Chronic sciatic nerve compression induces fibrosis in dorsal root ganglia

Abstract

In the present study, pathological alterations in neurons of the dorsal root ganglia (DRG) were investigated in a rat model of chronic sciatic nerve compression. The rat model of chronic sciatic nerve compression was established by placing a 1 cm Silastic tube around the right sciatic nerve. Histological examination was performed via Masson's trichrome staining. DRG injury was assessed using Fluoro Ruby (FR) or Fluoro Gold (FG). The expression levels of target genes were examined using reverse transcription‑quantitative polymerase chain reaction, western blot and immunohistochemical analyses. At 3 weeks post‑compression, collagen fiber accumulation was observed in the ipsilateral area and, at 8 weeks, excessive collagen formation with muscle atrophy was observed. The collagen volume fraction gradually and significantly increased following sciatic nerve compression. In the model rats, the numbers of FR‑labeled DRG neurons were significantly higher, relative to the sham‑operated group, however, the numbers of FG‑labeled neurons were similar. In the ipsilateral DRG neurons of the model group, the levels of transforming growth factor‑β1 (TGF‑β1) and connective tissue growth factor (CTGF) were elevated and, surrounding the neurons, the levels of collagen type I were increased, compared with those in the contralateral DRG. In the ipsilateral DRG, chronic nerve compression was associated with significantly higher levels of phosphorylated (p)‑extracellular signal‑regulated kinase 1/2, and significantly lower levels of p‑c‑Jun N‑terminal kinase and p‑p38, compared with those in the contralateral DRGs. Chronic sciatic nerve compression likely induced DRG pathology by upregulating the expression levels of TGF‑β1, CTGF and collagen type I, with involvement of the mitogen‑activated protein kinase signaling pathway.

Figure 1

Muscle fiber changes in rats with chronic sciatic nerve compression. The rats were subjected to sciatic nerve compression for 0, 3 or 8 weeks. (A) Muscles stained with Masson's trichrome. Representative images show collagen fiber and muscle formation.
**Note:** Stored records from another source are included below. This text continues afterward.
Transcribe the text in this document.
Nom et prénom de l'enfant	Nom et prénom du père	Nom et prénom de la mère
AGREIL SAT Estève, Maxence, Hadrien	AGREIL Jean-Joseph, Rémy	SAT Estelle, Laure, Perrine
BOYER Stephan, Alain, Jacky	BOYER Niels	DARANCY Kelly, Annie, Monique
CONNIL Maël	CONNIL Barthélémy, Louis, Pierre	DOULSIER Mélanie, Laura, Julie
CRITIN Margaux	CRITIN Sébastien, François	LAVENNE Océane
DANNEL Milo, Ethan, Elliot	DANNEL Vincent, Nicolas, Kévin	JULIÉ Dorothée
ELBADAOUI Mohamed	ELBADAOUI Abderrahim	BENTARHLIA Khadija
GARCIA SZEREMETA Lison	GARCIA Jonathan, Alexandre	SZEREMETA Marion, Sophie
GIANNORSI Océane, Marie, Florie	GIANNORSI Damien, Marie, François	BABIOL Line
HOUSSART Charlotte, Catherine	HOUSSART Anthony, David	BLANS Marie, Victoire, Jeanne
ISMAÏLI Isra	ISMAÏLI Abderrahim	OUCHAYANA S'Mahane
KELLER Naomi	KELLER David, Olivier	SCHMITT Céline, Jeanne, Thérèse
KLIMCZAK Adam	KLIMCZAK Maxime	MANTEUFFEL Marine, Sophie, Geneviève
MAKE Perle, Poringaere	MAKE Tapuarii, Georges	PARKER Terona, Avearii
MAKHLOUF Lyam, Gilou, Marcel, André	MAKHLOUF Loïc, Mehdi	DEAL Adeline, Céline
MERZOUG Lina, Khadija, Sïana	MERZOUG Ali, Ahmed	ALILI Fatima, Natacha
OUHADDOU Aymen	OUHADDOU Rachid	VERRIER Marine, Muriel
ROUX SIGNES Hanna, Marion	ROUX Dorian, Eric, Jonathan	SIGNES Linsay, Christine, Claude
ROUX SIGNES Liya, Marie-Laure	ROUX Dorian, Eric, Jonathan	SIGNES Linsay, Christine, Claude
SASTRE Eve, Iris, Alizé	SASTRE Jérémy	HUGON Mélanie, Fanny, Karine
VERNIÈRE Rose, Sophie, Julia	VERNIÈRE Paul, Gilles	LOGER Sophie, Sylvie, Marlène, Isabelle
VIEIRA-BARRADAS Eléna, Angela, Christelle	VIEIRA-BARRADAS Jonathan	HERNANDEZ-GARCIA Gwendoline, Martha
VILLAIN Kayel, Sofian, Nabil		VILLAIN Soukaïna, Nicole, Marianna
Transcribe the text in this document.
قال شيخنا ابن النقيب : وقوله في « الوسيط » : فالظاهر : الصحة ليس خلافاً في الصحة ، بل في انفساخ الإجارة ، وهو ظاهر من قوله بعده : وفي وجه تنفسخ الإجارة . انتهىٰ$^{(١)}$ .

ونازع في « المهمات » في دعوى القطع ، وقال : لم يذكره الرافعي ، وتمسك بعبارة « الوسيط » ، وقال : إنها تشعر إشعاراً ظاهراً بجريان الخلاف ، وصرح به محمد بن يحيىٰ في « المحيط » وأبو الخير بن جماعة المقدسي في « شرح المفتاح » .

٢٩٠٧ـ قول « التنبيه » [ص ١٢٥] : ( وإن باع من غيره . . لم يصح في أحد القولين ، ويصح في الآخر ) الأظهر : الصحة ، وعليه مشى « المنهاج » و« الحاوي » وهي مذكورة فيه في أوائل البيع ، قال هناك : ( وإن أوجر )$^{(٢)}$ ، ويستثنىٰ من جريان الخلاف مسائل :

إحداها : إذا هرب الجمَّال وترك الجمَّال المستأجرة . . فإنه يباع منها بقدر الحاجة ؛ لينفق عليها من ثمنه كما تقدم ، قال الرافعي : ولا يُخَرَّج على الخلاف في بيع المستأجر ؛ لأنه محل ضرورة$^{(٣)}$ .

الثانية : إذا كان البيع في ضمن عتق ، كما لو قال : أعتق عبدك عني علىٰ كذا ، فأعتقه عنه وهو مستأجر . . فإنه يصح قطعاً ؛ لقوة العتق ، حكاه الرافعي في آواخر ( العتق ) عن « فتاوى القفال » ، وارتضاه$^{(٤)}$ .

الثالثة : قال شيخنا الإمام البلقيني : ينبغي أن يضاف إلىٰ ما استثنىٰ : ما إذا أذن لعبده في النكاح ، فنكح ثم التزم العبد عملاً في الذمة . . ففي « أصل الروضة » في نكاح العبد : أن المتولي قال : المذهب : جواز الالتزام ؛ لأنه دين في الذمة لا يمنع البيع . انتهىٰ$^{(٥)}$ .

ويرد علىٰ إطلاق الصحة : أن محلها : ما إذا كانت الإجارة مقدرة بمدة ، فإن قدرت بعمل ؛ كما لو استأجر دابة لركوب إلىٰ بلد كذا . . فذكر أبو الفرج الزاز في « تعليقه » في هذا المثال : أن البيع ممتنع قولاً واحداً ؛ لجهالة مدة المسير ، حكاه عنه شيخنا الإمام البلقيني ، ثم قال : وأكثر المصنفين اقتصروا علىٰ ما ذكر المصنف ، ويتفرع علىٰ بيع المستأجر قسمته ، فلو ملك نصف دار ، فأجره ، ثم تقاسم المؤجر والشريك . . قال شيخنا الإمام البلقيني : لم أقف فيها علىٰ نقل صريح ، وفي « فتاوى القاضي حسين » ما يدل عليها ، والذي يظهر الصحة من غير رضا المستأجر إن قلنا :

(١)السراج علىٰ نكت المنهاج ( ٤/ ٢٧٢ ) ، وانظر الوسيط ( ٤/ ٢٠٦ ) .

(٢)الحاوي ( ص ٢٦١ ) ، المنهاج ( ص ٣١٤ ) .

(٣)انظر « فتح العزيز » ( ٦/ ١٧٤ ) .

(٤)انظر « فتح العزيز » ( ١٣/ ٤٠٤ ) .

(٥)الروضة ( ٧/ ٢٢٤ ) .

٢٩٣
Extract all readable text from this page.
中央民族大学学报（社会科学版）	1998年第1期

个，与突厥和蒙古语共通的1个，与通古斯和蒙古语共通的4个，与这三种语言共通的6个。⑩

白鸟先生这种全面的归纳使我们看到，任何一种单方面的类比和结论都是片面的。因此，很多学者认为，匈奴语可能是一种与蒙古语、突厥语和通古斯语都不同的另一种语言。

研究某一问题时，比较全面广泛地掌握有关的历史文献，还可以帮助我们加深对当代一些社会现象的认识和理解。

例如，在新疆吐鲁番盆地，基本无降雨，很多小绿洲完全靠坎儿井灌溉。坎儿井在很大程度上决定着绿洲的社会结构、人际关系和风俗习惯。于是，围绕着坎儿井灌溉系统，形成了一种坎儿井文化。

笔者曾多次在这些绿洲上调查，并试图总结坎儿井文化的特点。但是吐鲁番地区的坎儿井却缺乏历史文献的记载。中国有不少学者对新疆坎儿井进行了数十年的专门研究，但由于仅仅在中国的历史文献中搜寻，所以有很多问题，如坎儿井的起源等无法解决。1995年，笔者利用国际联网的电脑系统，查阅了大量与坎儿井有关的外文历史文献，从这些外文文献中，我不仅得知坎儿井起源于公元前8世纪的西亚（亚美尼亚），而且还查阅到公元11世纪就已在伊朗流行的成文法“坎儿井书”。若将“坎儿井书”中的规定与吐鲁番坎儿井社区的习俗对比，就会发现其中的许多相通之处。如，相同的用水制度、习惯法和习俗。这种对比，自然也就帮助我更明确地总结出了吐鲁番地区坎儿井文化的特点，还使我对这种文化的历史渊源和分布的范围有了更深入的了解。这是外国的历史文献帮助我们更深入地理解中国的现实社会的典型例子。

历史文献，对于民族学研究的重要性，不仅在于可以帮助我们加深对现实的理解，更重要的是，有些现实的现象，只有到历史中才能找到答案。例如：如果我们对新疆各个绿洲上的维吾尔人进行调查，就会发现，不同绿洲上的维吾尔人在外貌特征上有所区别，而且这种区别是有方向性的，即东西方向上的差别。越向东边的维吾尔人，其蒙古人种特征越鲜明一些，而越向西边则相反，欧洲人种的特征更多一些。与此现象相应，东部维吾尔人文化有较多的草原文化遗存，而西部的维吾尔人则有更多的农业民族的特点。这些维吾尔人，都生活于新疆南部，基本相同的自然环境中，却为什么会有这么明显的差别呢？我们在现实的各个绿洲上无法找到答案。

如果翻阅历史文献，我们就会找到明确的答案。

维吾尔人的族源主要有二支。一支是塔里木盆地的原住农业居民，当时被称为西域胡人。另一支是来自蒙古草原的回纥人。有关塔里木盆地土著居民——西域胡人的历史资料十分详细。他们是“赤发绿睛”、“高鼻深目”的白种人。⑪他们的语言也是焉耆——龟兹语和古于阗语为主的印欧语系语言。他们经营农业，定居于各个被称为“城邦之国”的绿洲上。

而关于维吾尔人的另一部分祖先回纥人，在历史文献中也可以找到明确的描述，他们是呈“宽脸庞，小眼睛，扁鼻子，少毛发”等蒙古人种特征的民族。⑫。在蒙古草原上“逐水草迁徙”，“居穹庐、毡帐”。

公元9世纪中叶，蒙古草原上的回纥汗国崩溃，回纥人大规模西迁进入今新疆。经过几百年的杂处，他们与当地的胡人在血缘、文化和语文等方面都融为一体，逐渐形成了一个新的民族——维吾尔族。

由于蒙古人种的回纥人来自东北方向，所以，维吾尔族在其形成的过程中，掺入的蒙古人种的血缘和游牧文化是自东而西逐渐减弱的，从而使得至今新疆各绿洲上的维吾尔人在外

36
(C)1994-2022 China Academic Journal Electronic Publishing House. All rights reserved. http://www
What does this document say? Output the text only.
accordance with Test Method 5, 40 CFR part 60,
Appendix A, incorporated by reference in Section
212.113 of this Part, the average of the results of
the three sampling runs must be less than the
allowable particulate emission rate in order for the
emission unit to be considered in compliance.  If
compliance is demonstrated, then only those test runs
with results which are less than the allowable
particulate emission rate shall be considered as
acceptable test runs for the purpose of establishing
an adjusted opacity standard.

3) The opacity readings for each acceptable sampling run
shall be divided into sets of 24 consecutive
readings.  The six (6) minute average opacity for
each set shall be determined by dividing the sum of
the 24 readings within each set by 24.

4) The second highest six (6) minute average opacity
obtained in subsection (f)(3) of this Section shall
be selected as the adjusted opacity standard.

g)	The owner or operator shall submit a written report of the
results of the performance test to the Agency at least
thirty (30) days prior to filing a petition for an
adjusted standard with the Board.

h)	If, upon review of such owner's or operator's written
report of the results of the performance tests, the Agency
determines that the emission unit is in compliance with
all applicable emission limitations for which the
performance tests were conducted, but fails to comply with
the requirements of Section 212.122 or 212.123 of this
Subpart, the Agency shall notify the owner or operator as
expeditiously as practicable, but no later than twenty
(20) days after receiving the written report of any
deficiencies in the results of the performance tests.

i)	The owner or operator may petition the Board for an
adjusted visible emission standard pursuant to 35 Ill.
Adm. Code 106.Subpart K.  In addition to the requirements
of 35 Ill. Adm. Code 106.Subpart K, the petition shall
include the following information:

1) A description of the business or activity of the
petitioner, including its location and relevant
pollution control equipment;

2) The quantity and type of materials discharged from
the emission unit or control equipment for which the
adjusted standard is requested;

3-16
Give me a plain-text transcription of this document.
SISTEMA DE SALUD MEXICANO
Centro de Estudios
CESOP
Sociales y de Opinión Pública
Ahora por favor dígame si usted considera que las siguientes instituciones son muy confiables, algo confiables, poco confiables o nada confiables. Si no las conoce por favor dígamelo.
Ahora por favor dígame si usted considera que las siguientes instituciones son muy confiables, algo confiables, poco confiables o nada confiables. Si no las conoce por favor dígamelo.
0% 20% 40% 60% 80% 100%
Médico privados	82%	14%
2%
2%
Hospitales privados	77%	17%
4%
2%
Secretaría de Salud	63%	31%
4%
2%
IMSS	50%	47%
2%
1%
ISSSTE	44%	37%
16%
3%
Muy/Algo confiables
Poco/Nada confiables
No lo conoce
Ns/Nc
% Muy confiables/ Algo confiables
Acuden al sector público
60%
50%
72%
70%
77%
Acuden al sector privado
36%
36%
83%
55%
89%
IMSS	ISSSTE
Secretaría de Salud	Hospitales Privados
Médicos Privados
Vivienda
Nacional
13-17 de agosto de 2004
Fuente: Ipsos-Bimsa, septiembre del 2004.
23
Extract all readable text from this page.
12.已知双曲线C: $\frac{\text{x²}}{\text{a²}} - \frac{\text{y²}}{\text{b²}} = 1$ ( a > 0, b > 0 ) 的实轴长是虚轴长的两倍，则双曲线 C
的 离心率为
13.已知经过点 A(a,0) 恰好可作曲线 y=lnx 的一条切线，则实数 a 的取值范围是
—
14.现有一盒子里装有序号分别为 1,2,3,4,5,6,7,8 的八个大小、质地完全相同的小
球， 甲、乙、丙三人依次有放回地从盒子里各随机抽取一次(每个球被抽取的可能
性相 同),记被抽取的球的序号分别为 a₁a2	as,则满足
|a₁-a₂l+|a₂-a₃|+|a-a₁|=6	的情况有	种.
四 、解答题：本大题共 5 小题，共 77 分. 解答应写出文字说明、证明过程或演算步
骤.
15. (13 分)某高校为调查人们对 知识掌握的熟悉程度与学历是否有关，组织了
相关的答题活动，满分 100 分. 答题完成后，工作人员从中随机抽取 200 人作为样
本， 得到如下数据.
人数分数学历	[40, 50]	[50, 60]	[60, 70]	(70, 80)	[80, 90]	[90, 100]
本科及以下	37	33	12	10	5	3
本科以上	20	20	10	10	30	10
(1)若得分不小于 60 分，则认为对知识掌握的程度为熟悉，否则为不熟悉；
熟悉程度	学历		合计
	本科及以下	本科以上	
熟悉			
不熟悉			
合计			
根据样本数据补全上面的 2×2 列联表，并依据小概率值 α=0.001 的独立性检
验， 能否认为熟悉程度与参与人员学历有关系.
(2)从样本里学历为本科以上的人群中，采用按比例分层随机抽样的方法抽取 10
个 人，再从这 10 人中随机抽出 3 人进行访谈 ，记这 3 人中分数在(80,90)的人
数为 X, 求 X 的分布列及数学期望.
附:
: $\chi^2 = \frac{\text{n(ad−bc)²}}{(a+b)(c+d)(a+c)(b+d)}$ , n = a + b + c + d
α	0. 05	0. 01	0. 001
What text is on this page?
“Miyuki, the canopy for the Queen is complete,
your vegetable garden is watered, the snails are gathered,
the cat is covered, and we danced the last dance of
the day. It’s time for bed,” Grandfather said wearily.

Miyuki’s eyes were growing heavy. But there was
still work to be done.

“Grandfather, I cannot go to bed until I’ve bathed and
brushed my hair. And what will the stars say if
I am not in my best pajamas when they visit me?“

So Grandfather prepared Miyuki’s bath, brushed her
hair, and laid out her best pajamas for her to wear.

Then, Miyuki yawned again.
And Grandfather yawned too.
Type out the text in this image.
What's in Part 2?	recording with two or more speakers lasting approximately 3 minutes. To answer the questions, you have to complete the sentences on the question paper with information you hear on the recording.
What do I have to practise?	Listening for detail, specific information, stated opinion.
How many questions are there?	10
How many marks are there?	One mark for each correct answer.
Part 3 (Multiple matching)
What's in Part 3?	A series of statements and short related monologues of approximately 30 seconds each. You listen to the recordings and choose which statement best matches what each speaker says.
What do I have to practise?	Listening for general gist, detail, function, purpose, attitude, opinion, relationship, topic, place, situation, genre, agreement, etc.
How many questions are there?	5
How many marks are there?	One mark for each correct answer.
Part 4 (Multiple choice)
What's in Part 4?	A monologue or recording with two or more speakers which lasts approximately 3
Scale bar=50 µm. (B) Gastrocnemius muscle fiber CSA in different groups. (C) Percentage of gastrocnemius muscle fiber CVF in different groups. Data are presented as the mean ± standard deviation. ^*P<0.05 and ^**P<0.01 compared with the control (0 weeks). CSA, cross-sectional area; CVF, collagen volume fraction.

Figure 2

Retrograde fluorescent tracing of DRG neurons. Tissues from rats in the sham control and chronic sciatic nerve compression groups were labeled with FR and FG. (A) FR (red) and FG (blue) labeling of DRG neurons. Scale bar=200 µm. (B) Numbers of FR- and FG-positive neurons per field. Data are presented as the mean ± standard deviation. ^*P<0.05, compared with the sham control group. DRG, dorsal root ganglion; FR, Fluoro Ruby; FG, Fluoro Gold.

Figure 3

mRNA and protein levels of TGF-β1, CTGF and collagen type I in DRG neurons. (A) mRNA levels of target genes in contralateral and ipsilateral DRG neurons were examined using reverse transcription-quantitative polymerase chain reaction 3 weeks following surgery (n=4). (B) Protein levels of target genes were evaluated using western blotting. Representative results are shown. (C) Relative protein levels were calculated (n=3). (D) Levels and distribution of target proteins were examined using immunohistochemistry. Nuclei were counterstained with DAPI (n=10). Magnification, ×200. Data are presented as the mean ± standard deviation. ^*P<0.05, compared with the contralateral DRG. TGF-β1, transforming growth factor-β1; CTGF, connective tissue growth factor; GAPDH, glyceraldehyde 3-phosphate dehydrogenase; DRG, dorsal root ganglion; Con, contralateral; Ips, ipsilateral.

Figure 4

Involvement of the mitogen-activated protein kinase signaling pathway in chronic sciatic nerve compression-induced DRG injury. (A) Levels of p-ERK, p-p38 and p-JNK in the ipsilateral and contralateral DRGs following chronic nerve compression. Representative results are shown. (B) Relative protein expression levels were calculated. Data are presented as the mean ± standard deviation. ^*P<0.05 compared with contralateral DRG (n=3). ERK, extracellular signal-regulated kinase; JNK, c-Jun N-terminal kinase; p-, phosphorylated; GAPDH, glyceraldehyde 3-phosphate dehydrogenase; DRG, dorsal root ganglion;Con, contralateral; Ips, ipsilateral.